When the last of them were gone he was still there, pretending to have been reading the backs of books the entire time. He waited another few minutes before he set a paperback down, carefully using his sleeve to rub his fingerprints off the slick cover, and returned to the counter.
"You should have gone first," I said. "They're impatient little beasts sometimes."
"I don't mind," he stammered. "May I have my book now?"
"Of course," I said, giving up on restarting our argument about payment. I offered him the book wrapped in a clear plastic bag, normally reserved for rainy weather or people with a lot to carry. "See? So you can make sure you have the right one this time."
He looked down at the title through the plastic. "Yes, I see," he said gravely, clearly uncertain whether or not I was joking.

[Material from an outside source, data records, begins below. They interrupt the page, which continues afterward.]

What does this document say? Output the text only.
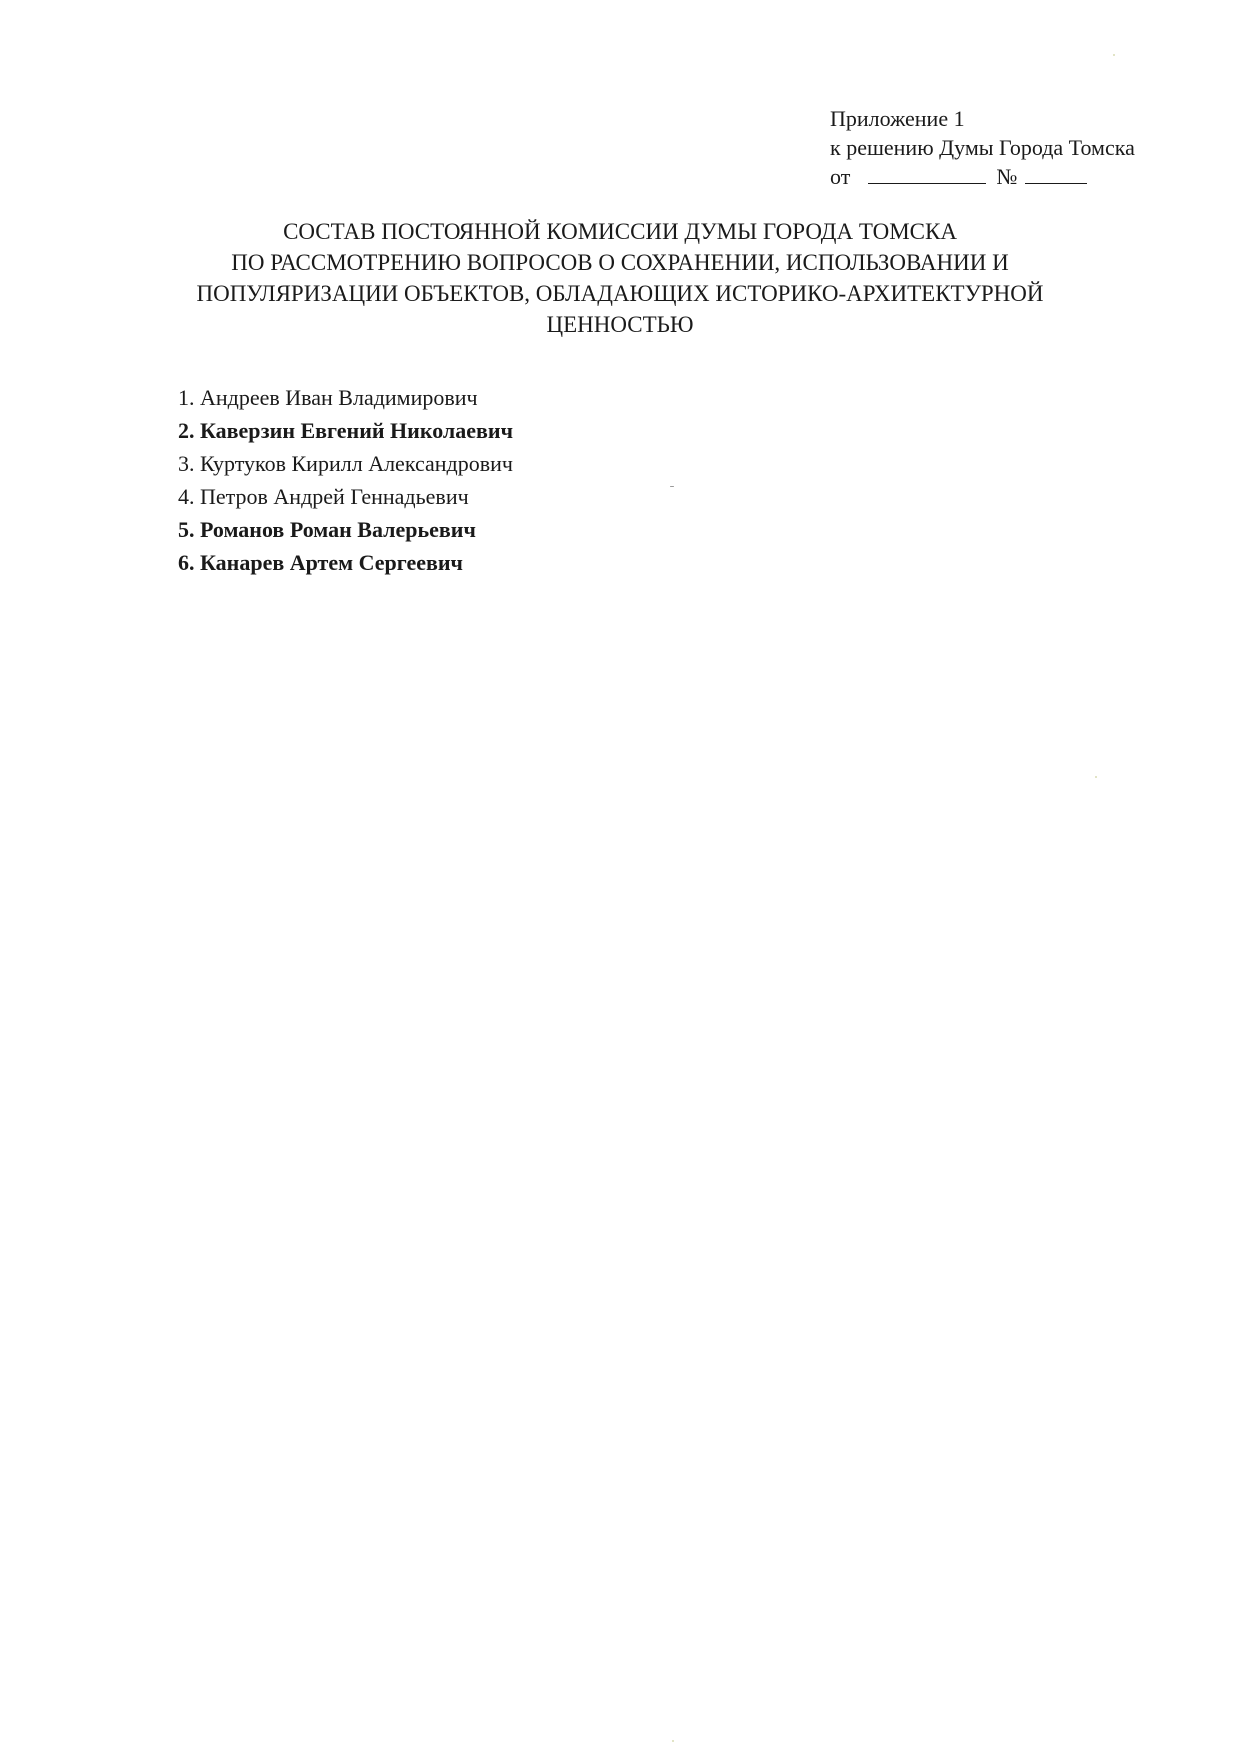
Приложение 1
к решению Думы Города Томска
от	№
СОСТАВ ПОСТОЯННОЙ КОМИССИИ ДУМЫ ГОРОДА ТОМСКА
ПО РАССМОТРЕНИЮ ВОПРОСОВ О СОХРАНЕНИИ, ИСПОЛЬЗОВАНИИ И
ПОПУЛЯРИЗАЦИИ ОБЪЕКТОВ, ОБЛАДАЮЩИХ ИСТОРИКО-АРХИТЕКТУРНОЙ
ЦЕННОСТЬЮ
1. Андреев Иван Владимирович
2. Каверзин Евгений Николаевич
3. Куртуков Кирилл Александрович
4. Петров Андрей Геннадьевич
5. Романов Роман Валерьевич
6. Канарев Артем Сергеевич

"So you've moved into the cottage at The Pines?" I asked, as the ancient cash register spat out a receipt. I tore it off and offered it to him. He shoved it in a pocket absently.
"Word travels fast."
"Get used to it. I'm Christopher," I added, offering him my hand.
"Lucas," he replied, hesitating briefly before shaking.
"Staying the winter?" I asked, while he shifted uneasily and glanced around.
"Probably through spring at least."
"You working in town?"
"Not really," he said abruptly. "Thank you – have a nice day."
He was out the door and down the steps before I could get another reply out.
***
It is a natural human urge to settle in certain formations, which can be repeated in a village of five thousand even more easily than a city of five million. The village is merely the city stripped to its basic component parts, after alclass="underline" places to gather, places to buy and sell, places to live, places to play. The church, the shops, the houses, the park.
Low Ferry's major road was a two-lane blacktop lined with shops, the only reliably-plowed street in the winter. During the summer the cheap asphalt sometimes melted and stuck to peoples' shoes. My shop, and my little apartment above it, stood about midway down the road in the heart of our bustling retail district which consisted of my bookshop, the hardware store, the cafe -- which was also a general store and sold homemade jam in summer -- a department store with a grocer's built into one side of it, and two antique shops that closed when the tourist season ended each year. At the northern end of the road, before it shot off in search of a freeway to join, there stood a small squat wooden church which was attended by nearly everyone who lived in the village.
Spreading out from the shops in a vaguely oval pattern were shady streets with pleasant grass-yarded houses, none more than a decent half-hour's walk from the center of town. The two lower schools stood on one side of town and the high school on the other, closer to the manicured sports field. To a child it must have seemed pretty tedious, spending eighteen years with the same forty or fifty faces. Or maybe it was reassuring. I went to school in Chicago, where the faces changed from year to year.